Im niedergelassenen Bereich kann man sich kaum vorstellen, dass Strukturen zurückgefahren werden. Die Idee einer Zentralisierung und Konzentration in PVEs oder Facharztzentren wird jedenfalls keine Ressourcen sparen. Wie wir an den Vorarlberger PVEs sehen, versorgen diese nicht deutlich mehr Patient:innen pro ärztlichem Vollzeitäquivalent als vergleichbare Einzelpraxen, kosten im Vergleich aber eher mehr. Man wird also an der Leistungsschraube drehen müssen, wenn das Geld fehlt.
Es braucht dringend eine verbindliche Patientenlenkung, die definiert, wer wann welche Struktur in Anspruch nehmen darf. Eine Steuerung über digitale Tools, 1450 oder vorgelagerte EVAs kann vermutlich helfen, die Patientenströme in die Ambulanz zu unterbinden. Diese neuen Strukturen kosten zunächst aber viel Geld. Sie sollten daher konsequent auf ihre Effizienz geprüft werden. Zeigen sie nicht die gewünschte Wirkung, sollten sie redimensioniert werden.
Das ASVG definiert für den kassenärztlichen Bereich, dass das Maß des Notwendigen bei Diagnostik und Therapie nicht überschritten wird. Hier sollte die Kasse exakter definieren, was von ihr finanziert wird und was nicht. Neben dieser solidarisch finanzierten Basis auf hohem Niveau muss es den Patient:innen dann auch möglich sein, die gewünschten zusätzlichen Leistungen privat zu bezahlen (analog der IGeL-Regelung in Deutschland). Ein zusätzlich ermöglichter Privatanteil würde nebenbei auch Kassenvertragsstellen interessanter und leichter besetzbar machen.

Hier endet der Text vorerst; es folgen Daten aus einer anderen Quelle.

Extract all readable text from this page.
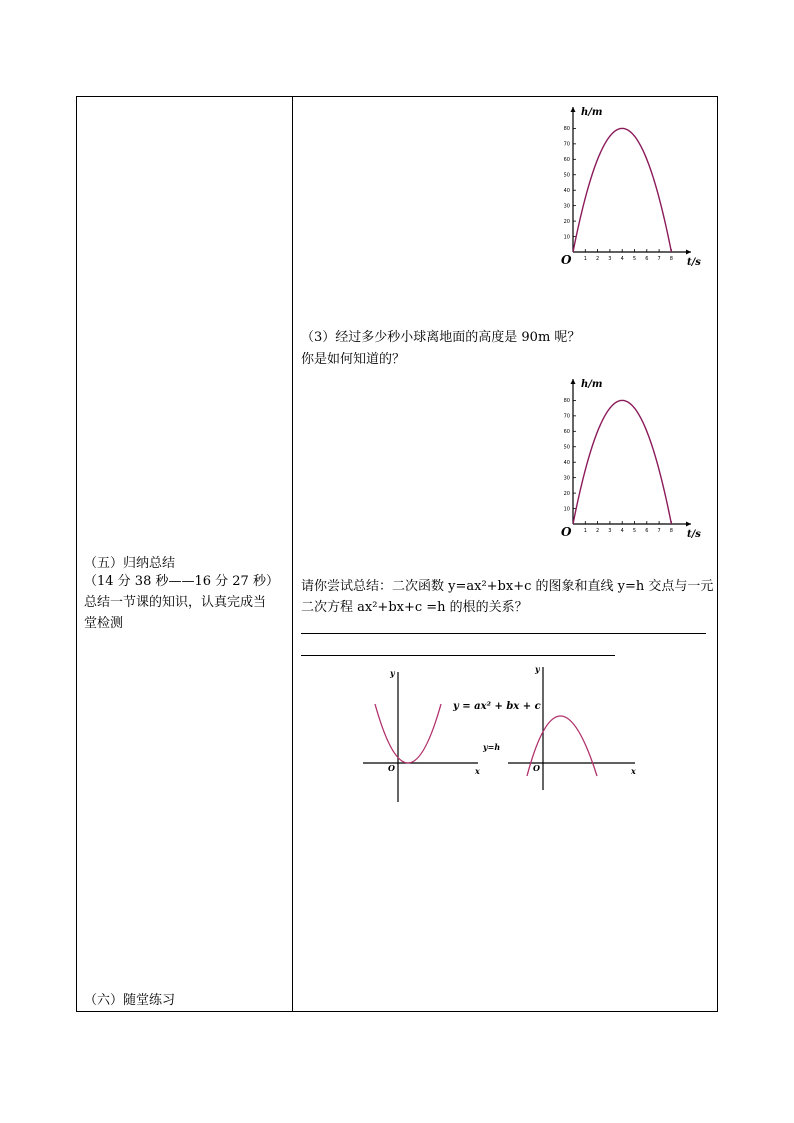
（五）归纳总结
（14 分 38 秒——16 分 27 秒）
总结一节课的知识，认真完成当
堂检测
（六）随堂练习
10
20
30
40
50
60
70
80
1 2 3 4 5 6 7 8
h/m
t/s
O
（3）经过多少秒小球离地面的高度是 90m 呢？
你是如何知道的？
10
20
30
40
50
60
70
80
1 2 3 4 5 6 7 8
h/m
t/s
O
请你尝试总结：二次函数 y=ax²+bx+c 的图象和直线 y=h 交点与一元
二次方程 ax²+bx+c =h 的根的关系？
x
y
O
y = ax² + bx + c
y=h
x
y
O
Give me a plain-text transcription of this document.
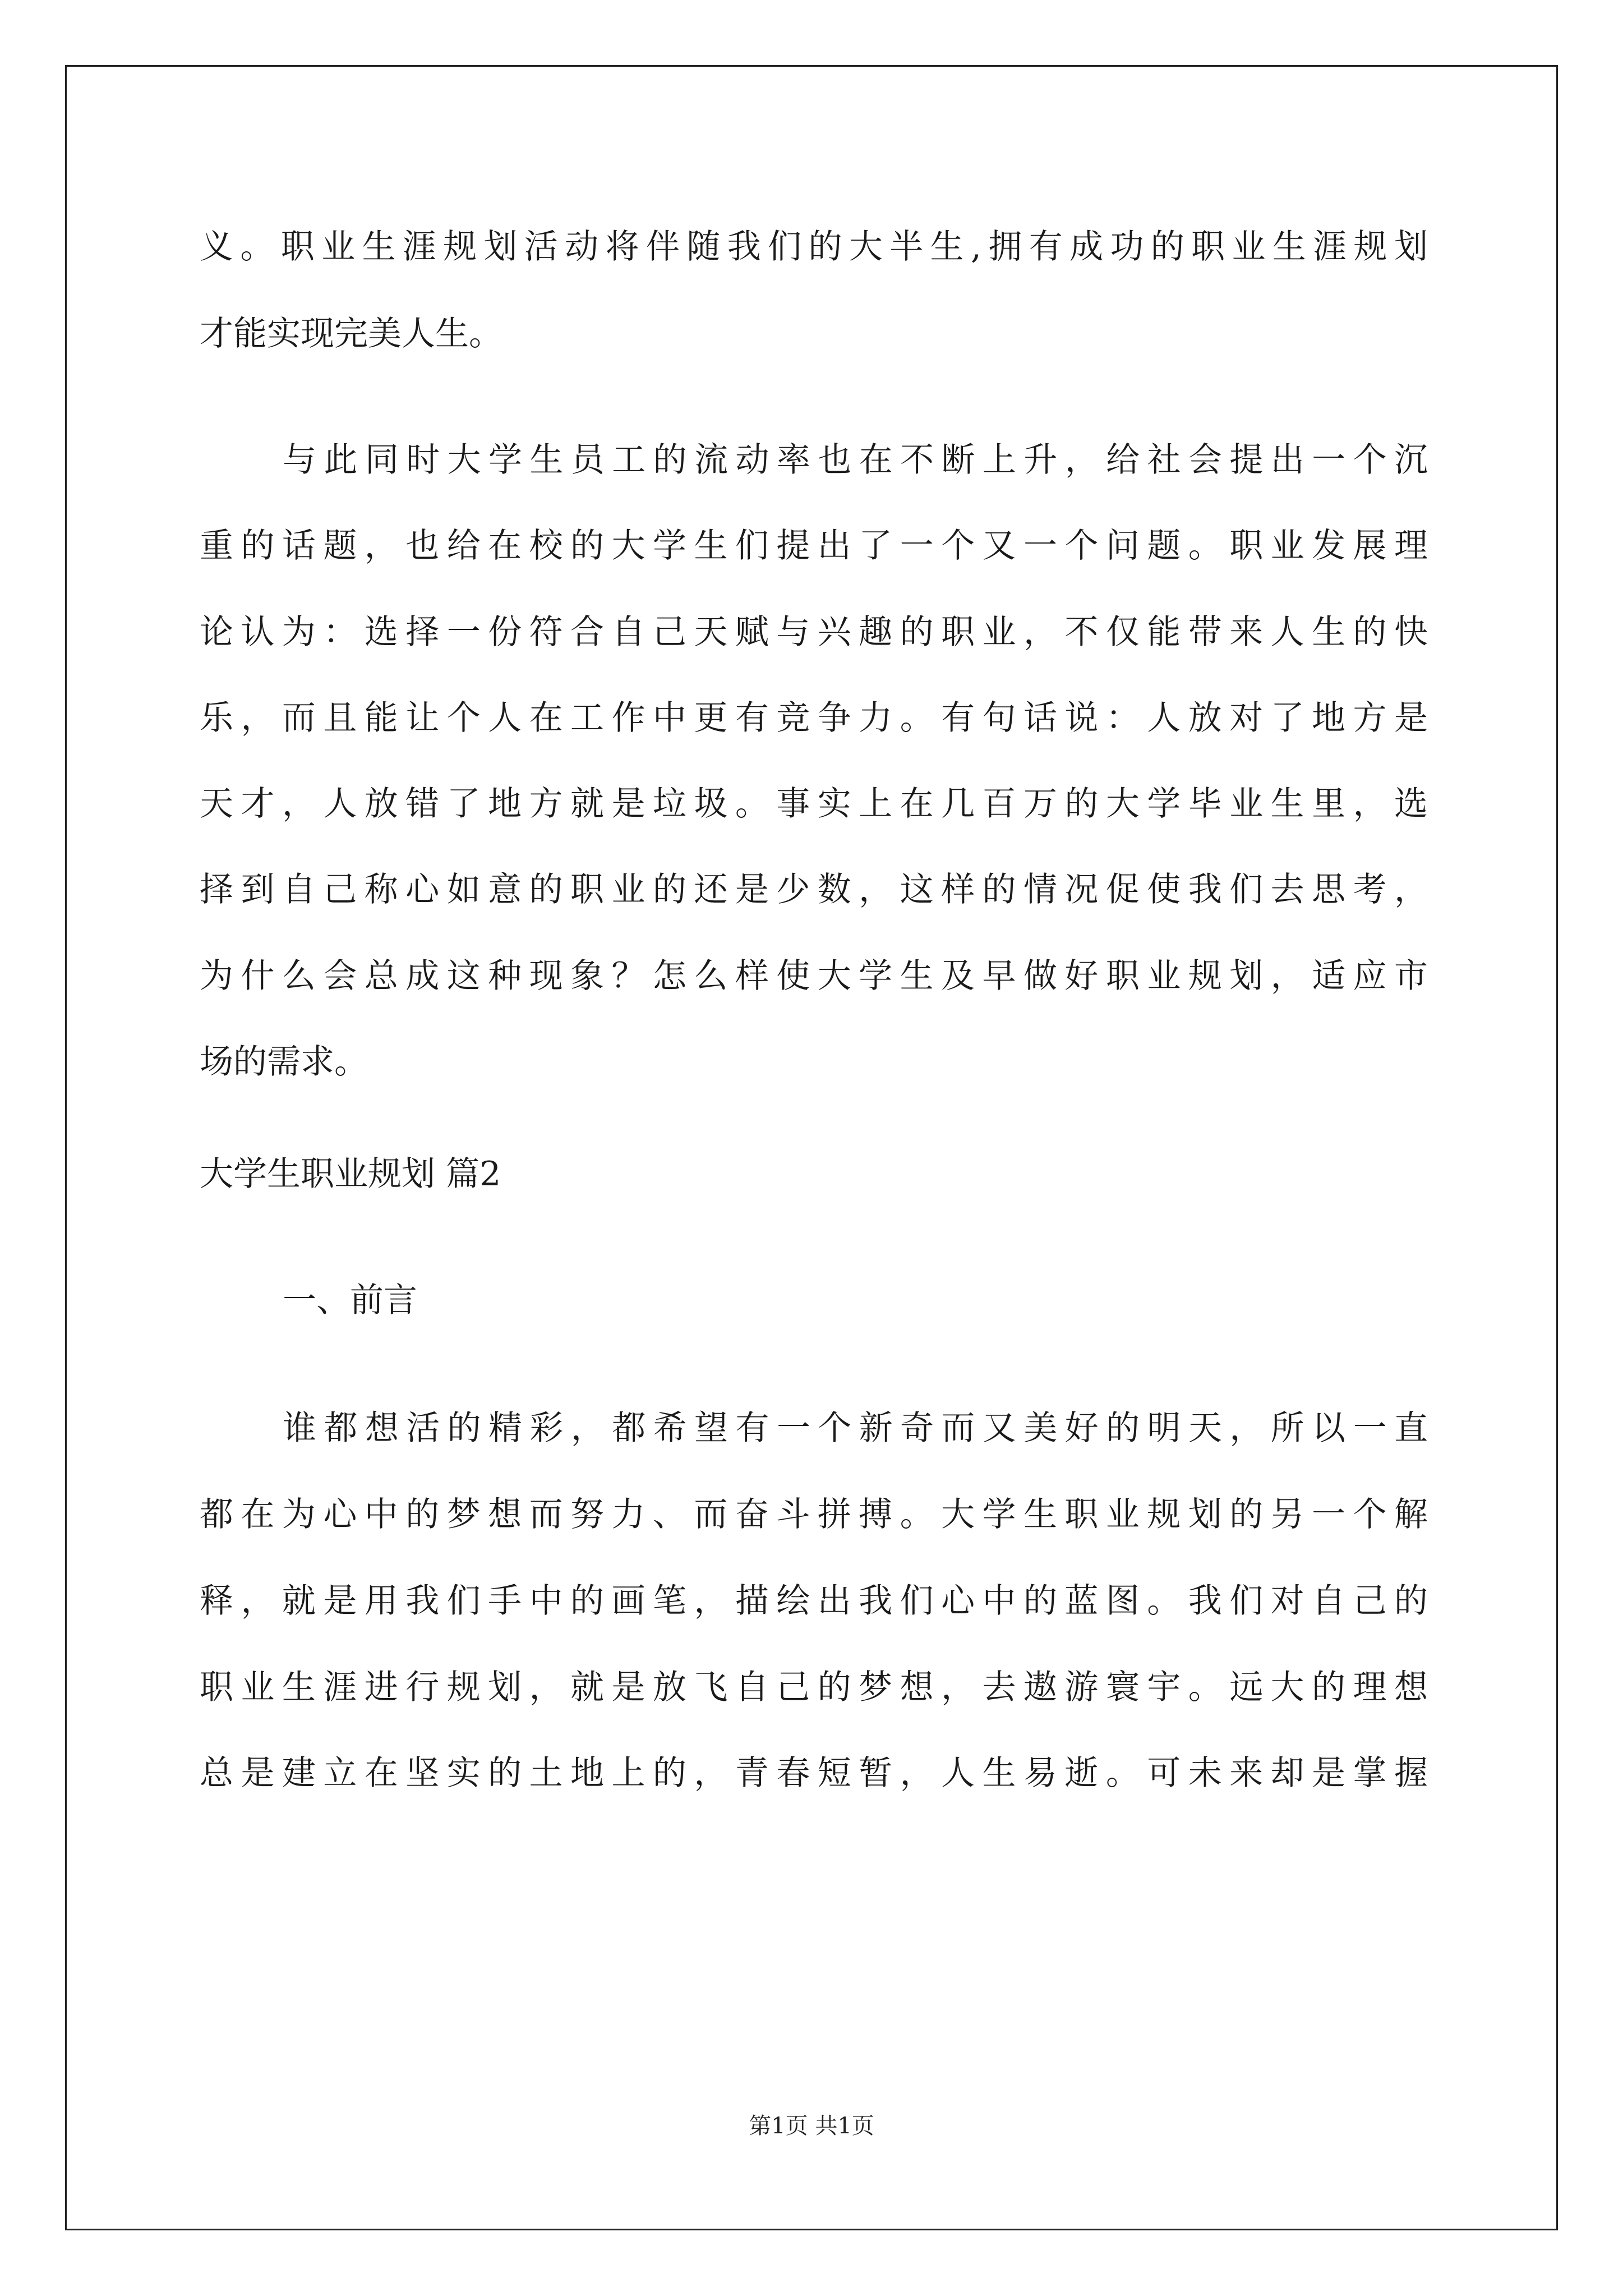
义。职业生涯规划活动将伴随我们的大半生,拥有成功的职业生涯规划
才能实现完美人生。
与此同时大学生员工的流动率也在不断上升，给社会提出一个沉
重的话题，也给在校的大学生们提出了一个又一个问题。职业发展理
论认为：选择一份符合自己天赋与兴趣的职业，不仅能带来人生的快
乐，而且能让个人在工作中更有竞争力。有句话说：人放对了地方是
天才，人放错了地方就是垃圾。事实上在几百万的大学毕业生里，选
择到自己称心如意的职业的还是少数，这样的情况促使我们去思考，
为什么会总成这种现象？怎么样使大学生及早做好职业规划，适应市
场的需求。
大学生职业规划 篇2
一、前言
谁都想活的精彩，都希望有一个新奇而又美好的明天，所以一直
都在为心中的梦想而努力、而奋斗拼搏。大学生职业规划的另一个解
释，就是用我们手中的画笔，描绘出我们心中的蓝图。我们对自己的
职业生涯进行规划，就是放飞自己的梦想，去遨游寰宇。远大的理想
总是建立在坚实的土地上的，青春短暂，人生易逝。可未来却是掌握
第1页 共1页
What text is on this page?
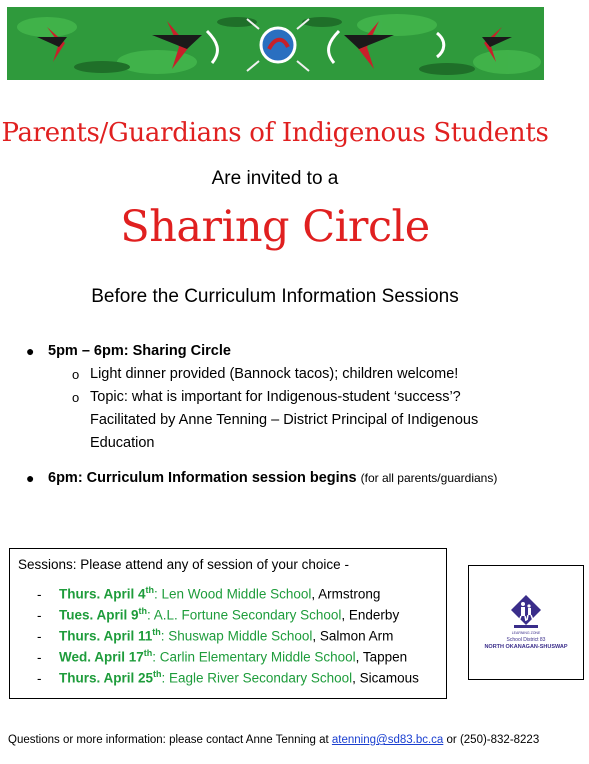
Parents/Guardians of Indigenous Students
Are invited to a
Sharing Circle
Before the Curriculum Information Sessions
● 5pm – 6pm: Sharing Circle
o Light dinner provided (Bannock tacos); children welcome!
o Topic: what is important for Indigenous-student ‘success’?
Facilitated by Anne Tenning – District Principal of Indigenous
Education
● 6pm: Curriculum Information session begins (for all parents/guardians)
Sessions: Please attend any of session of your choice -
- Thurs. April 4th: Len Wood Middle School, Armstrong
- Tues. April 9th: A.L. Fortune Secondary School, Enderby
- Thurs. April 11th: Shuswap Middle School, Salmon Arm
- Wed. April 17th: Carlin Elementary Middle School, Tappen
- Thurs. April 25th: Eagle River Secondary School, Sicamous
LEARNING ZONE
School District 83
NORTH OKANAGAN-SHUSWAP
Questions or more information: please contact Anne Tenning at atenning@sd83.bc.ca or (250)-832-8223
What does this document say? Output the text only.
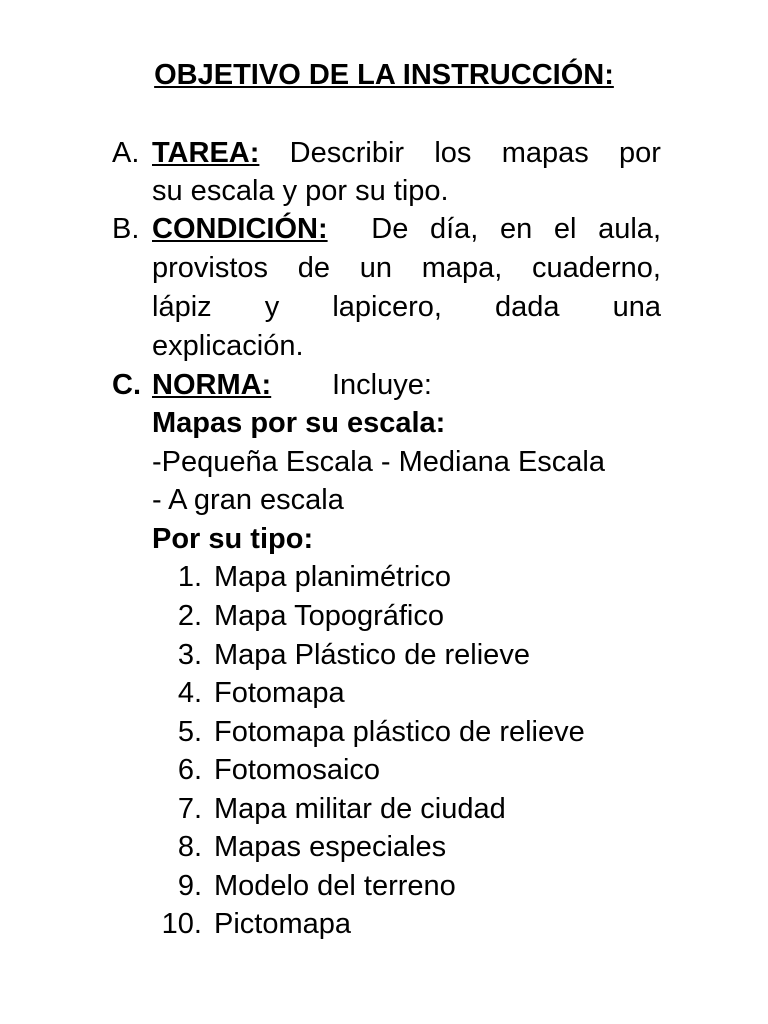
OBJETIVO DE LA INSTRUCCIÓN:
A. TAREA: Describir los mapas por
su escala y por su tipo.
B. CONDICIÓN: De día, en el aula,
provistos de un mapa, cuaderno,
lápiz y lapicero, dada una
explicación.
C. NORMA: Incluye:
Mapas por su escala:
-Pequeña Escala - Mediana Escala
- A gran escala
Por su tipo:
1. Mapa planimétrico
2. Mapa Topográfico
3. Mapa Plástico de relieve
4. Fotomapa
5. Fotomapa plástico de relieve
6. Fotomosaico
7. Mapa militar de ciudad
8. Mapas especiales
9. Modelo del terreno
10. Pictomapa
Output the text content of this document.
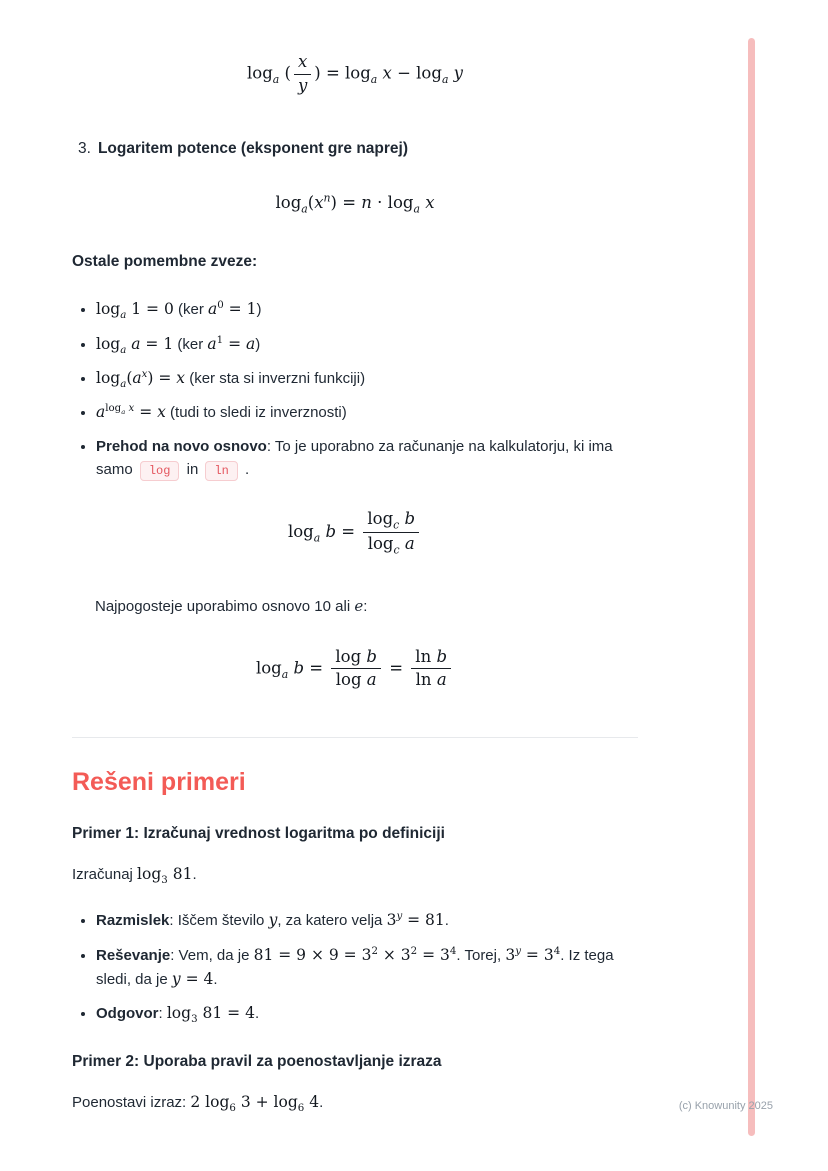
$\log_a$ ( $\frac{x}{y}$ ) = $\log_a x - \log_a y$
3. Logaritem potence (eksponent gre naprej)
$\log_a(x^n) = n \cdot \log_a x$

Ostale pomembne zveze:

• $\log_a 1 = 0$ (ker $a^0 = 1$)
• $\log_a a = 1$ (ker $a^1 = a$)
• $\log_a(a^x) = x$ (ker sta si inverzni funkciji)
• $a^{log_a x} = x$ (tudi to sledi iz inverznosti)
• Prehod na novo osnovo: To je uporabno za računanje na kalkulatorju, ki ima samo log in ln .
$\log_a b = \frac{\log_c b}{\log_c a}$

Najpogosteje uporabimo osnovo 10 ali e:

$\log_a b = \frac{\text{log b}}{\text{log a}} = \frac{\text{ln b}}{\text{ln a}}$
Rešeni primeri
Primer 1: Izračunaj vrednost logaritma po definiciji

Izračunaj $\log_3 81$.

• Razmislek: Iščem število y, za katero velja $3^y = 81$.
• Reševanje: Vem, da je $81 = 9 \times 9 = 3^2 \times 3^2 = 3^4$. Torej, $3^y = 3^4$. Iz tega sledi, da je y = 4.
• Odgovor: $\log_3 81 = 4$.
Primer 2: Uporaba pravil za poenostavljanje izraza

Poenostavi izraz: 2 $\log_6 3 + \log_6 4$.	(c) Knowunity 2025
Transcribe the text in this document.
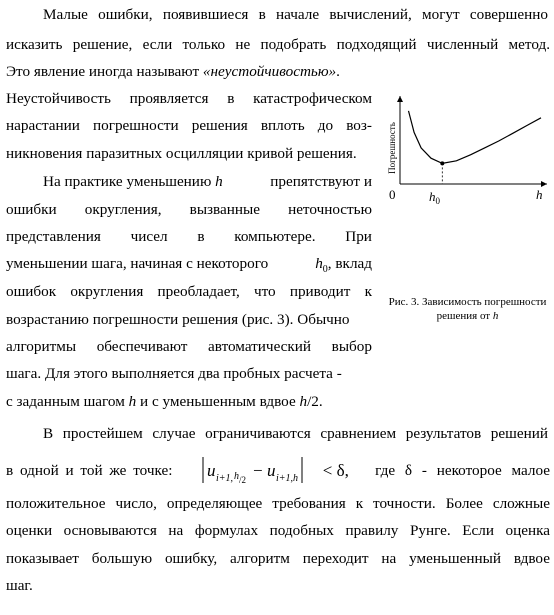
Малые ошибки, появившиеся в начале вычислений, могут совершенно
исказить решение, если только не подобрать подходящий численный метод.
Это явление иногда называют «неустойчивостью».
Неустойчивость проявляется в катастрофическом
нарастании погрешности решения вплоть до воз-
никновения паразитных осцилляции кривой решения.
На практике уменьшению h	препятствуют и
ошибки округления, вызванные неточностью
представления чисел в компьютере. При
уменьшении шага, начиная с некоторого	$h_0$, вклад
ошибок округления преобладает, что приводит к
возрастанию погрешности решения (рис. 3). Обычно
алгоритмы обеспечивают автоматический выбор
шага. Для этого выполняется два пробных расчета -
с заданным шагом h и с уменьшенным вдвое h/2.
В простейшем случае ограничиваются сравнением результатов решений
в одной и той же точке: u i+1, h /2 − u i+1,h < δ, где δ - некоторое малое
положительное число, определяющее требования к точности. Более сложные
оценки основываются на формулах подобных правилу Рунге. Если оценка
показывает большую ошибку, алгоритм переходит на уменьшенный вдвое
шаг.
Погрешность
0	h
$h_0$
Рис. 3. Зависимость погрешности
решения от h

Auch ein generell eingehobener Kostenbeitrag bei der ÖGK, wie bei der SVS oder BVAEB, könnte zusätzliches Geld zur Abdeckung des Gesamtbedarfs lukrieren. Durchaus mit Befreiungsmöglichkeiten oder auch zur Steuerung und Motivation, wie die SVS den Selbstbehalt nutzt. Der seit Jahren diskutierte aber nicht angegangene Bürokratieabbau wäre ein zusätzlicher Mosaikstein.
Was wir auf jeden Fall erhalten sollten, ist gesellschaftliche Solidarität: Wir müssen gemeinsam dafür werben, dass die solidarisch finanzierte Gesundheitsversorgung ein hohes Gut ist, das es zu schützen gilt. Als Ärztinnen und Ärzte tragen wir nicht nur Verantwortung für die Gesundheit unserer Patient:innen, sondern auch für die Zukunft unseres Gesundheitssystems. Wir werden dafür einstehen, dass die solidarisch finanzierte Gesundheitsversorgung stabilisiert und nicht geschwächt wird.